Integration I wish existed: App Store Connect + Google Play Console MCP server. I want agents to read reviews automatically, track ranking changes, monitor A/B test results, alert on policy warnings, and update ASO artifacts when metadata changes. All the data exists but there's no clean API wrapper for OpenClaw.

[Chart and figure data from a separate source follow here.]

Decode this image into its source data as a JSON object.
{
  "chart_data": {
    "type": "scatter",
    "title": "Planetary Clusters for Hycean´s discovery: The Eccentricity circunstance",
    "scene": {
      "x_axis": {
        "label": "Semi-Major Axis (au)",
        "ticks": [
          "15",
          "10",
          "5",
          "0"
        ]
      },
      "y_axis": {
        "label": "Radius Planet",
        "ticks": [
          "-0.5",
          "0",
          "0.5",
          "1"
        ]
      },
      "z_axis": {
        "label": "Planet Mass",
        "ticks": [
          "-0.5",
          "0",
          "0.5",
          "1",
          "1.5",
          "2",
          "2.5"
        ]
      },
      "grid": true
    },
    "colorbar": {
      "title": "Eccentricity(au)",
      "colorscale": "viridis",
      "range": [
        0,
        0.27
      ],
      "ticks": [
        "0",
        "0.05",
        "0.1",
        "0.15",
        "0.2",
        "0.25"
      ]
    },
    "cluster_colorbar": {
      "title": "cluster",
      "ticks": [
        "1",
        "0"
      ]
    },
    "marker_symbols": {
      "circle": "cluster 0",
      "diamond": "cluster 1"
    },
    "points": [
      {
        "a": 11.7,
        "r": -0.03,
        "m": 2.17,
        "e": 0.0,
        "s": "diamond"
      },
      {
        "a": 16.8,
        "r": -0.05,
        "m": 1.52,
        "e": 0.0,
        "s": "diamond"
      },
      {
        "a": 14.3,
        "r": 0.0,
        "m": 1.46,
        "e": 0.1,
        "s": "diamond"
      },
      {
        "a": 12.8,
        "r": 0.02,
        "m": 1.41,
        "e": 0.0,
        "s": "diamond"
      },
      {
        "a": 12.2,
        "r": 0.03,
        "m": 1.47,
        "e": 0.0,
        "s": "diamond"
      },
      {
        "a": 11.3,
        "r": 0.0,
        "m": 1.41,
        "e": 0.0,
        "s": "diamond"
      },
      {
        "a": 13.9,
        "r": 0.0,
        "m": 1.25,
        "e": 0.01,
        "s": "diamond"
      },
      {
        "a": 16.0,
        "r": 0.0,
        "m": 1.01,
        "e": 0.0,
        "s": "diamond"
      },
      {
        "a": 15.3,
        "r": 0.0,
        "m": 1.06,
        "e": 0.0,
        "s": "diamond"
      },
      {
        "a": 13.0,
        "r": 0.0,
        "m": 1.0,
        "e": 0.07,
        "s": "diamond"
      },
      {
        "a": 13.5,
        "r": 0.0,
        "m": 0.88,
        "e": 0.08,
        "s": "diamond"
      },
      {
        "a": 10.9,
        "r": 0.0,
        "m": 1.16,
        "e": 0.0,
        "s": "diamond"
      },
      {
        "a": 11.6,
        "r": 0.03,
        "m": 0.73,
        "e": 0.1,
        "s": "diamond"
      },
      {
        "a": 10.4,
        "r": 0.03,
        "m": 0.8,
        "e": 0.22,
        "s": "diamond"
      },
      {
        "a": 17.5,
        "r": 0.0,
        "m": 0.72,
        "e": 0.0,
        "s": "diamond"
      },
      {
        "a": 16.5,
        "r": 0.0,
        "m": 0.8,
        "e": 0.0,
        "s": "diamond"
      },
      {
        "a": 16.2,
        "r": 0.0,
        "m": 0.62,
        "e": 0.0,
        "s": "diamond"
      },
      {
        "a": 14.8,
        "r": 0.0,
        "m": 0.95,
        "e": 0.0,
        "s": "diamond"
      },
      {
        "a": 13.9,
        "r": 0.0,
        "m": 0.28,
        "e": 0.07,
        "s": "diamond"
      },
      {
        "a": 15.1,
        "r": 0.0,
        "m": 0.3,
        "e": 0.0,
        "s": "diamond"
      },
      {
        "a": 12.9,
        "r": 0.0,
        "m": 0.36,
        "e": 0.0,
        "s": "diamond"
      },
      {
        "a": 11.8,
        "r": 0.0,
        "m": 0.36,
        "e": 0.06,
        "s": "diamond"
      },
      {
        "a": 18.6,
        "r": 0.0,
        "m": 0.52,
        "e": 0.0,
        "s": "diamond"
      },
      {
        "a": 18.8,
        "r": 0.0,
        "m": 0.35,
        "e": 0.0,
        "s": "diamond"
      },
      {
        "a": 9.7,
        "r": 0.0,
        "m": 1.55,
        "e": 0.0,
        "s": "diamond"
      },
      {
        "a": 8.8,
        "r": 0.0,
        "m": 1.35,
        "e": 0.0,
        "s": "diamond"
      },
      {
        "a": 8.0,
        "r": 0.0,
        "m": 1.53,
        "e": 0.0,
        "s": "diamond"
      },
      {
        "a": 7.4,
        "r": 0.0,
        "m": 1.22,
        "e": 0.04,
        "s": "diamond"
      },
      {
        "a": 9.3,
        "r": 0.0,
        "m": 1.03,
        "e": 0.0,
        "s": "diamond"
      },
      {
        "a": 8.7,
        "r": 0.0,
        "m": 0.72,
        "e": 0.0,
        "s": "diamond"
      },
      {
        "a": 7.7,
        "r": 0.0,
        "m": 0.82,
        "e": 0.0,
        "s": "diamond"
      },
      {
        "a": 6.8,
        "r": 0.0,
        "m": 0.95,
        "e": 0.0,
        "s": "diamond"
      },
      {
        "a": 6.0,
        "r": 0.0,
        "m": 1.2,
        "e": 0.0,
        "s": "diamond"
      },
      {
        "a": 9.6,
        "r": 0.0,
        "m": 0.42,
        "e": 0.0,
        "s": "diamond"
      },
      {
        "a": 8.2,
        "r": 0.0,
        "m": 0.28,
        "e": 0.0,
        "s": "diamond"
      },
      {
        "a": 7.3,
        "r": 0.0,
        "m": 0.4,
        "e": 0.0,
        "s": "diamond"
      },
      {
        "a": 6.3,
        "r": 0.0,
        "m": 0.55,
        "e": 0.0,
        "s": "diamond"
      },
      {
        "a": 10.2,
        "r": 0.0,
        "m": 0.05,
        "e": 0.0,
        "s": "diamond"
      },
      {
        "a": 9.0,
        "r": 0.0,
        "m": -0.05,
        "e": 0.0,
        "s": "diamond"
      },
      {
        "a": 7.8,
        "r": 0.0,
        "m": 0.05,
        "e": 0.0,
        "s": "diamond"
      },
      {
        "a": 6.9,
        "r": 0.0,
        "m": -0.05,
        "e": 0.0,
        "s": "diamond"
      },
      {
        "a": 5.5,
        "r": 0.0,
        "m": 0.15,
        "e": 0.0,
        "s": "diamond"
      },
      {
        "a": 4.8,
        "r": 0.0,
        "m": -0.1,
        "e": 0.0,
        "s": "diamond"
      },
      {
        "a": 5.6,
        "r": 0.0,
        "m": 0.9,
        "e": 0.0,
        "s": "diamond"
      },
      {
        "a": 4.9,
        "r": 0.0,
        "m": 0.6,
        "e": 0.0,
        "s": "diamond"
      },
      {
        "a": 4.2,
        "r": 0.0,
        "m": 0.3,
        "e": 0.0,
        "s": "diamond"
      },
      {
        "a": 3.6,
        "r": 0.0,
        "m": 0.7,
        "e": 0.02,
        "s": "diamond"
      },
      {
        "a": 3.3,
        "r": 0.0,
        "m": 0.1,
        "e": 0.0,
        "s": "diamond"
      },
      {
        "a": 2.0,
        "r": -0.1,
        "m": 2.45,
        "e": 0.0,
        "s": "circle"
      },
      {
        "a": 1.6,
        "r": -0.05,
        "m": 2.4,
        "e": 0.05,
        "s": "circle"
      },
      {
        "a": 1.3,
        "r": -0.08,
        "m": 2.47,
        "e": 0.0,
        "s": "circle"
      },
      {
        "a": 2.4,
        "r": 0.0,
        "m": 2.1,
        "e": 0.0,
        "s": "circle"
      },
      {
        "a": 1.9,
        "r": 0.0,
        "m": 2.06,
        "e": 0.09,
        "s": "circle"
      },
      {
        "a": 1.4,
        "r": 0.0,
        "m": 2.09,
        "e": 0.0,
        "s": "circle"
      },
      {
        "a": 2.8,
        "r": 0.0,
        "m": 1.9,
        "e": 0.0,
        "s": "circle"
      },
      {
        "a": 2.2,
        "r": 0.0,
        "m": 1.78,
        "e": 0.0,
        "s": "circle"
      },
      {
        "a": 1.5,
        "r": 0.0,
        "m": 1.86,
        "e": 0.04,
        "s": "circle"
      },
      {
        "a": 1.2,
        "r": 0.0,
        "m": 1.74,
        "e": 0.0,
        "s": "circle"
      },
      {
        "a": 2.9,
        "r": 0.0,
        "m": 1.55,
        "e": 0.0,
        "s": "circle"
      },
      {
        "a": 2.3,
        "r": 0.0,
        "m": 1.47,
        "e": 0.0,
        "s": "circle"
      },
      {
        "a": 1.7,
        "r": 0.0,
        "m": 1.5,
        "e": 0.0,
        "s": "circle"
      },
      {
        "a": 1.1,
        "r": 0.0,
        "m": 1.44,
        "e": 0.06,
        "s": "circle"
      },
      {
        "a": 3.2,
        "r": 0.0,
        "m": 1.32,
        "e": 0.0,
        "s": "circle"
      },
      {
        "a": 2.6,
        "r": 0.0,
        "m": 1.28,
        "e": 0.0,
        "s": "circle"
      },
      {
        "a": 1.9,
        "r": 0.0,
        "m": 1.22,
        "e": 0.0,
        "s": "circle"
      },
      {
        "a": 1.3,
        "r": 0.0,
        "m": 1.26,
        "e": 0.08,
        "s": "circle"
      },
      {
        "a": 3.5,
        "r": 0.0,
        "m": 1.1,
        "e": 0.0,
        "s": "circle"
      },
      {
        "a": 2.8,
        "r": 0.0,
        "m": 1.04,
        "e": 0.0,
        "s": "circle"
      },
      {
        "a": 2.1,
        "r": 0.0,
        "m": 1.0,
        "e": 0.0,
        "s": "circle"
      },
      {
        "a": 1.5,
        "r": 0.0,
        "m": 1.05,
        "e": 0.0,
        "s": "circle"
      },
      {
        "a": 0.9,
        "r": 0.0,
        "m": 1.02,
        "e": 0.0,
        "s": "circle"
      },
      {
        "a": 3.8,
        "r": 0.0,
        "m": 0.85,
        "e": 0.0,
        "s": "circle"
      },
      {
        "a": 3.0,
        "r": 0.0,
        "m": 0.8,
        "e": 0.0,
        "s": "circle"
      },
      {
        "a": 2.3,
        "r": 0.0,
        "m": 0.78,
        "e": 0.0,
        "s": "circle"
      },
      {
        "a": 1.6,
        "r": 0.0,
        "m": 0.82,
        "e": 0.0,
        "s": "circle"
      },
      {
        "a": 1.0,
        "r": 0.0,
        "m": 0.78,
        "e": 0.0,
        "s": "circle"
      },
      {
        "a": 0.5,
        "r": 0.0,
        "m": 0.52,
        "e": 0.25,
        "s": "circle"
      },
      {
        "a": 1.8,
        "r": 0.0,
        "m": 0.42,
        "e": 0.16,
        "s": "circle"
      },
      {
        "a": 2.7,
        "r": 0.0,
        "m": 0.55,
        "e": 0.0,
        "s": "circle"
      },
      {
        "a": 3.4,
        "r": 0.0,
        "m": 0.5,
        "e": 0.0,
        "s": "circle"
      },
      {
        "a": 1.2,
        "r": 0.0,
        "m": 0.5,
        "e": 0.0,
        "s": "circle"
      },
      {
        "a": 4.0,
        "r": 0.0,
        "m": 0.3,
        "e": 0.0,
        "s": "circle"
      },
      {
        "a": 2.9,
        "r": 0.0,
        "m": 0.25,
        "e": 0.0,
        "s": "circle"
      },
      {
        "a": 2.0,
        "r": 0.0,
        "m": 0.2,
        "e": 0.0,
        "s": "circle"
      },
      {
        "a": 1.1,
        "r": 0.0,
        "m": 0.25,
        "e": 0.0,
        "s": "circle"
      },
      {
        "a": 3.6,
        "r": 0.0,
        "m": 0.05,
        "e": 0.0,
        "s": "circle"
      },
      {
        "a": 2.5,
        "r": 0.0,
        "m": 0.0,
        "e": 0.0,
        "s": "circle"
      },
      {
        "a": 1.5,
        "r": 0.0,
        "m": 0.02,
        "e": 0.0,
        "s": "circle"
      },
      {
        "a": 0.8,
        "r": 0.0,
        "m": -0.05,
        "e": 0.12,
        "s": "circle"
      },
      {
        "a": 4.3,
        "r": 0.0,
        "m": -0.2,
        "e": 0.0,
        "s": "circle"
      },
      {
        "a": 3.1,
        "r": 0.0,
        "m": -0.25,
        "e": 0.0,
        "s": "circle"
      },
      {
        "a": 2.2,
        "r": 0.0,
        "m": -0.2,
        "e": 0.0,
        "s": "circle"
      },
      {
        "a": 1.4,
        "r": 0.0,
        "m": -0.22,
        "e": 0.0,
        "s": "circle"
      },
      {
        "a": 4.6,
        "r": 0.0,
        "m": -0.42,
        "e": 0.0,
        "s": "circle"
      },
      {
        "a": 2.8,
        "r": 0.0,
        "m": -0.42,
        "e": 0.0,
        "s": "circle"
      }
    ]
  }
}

Prediction: Most solo builders will have 3–5 persistent agents by EOY 2026. Not one "do everything" assistant — specialized agents that own domains (product, research, engineering, marketing, ops). The unlock is durable context (artifacts, memory, state) + good handoffs (agent A's output automatically becomes agent B's input). We're still in the "manual orchestration" phase (I wire Convex, write heartbeat prompts). In 12 months, there will be opinionated frameworks (like Q-branch but as a SaaS) that make this 10x easier. Think "GitHub for AI agent teams."

Final thought?

The Bond theme isn't just aesthetic — it's functional. Each agent knows their role instantly (M = strategy, Moneypenny = intel, Felix = gadgets, Bond = smooth-talking, Eve = money). When you name things well, coordination gets easier. Clear identities → clear responsibilities → less confusion.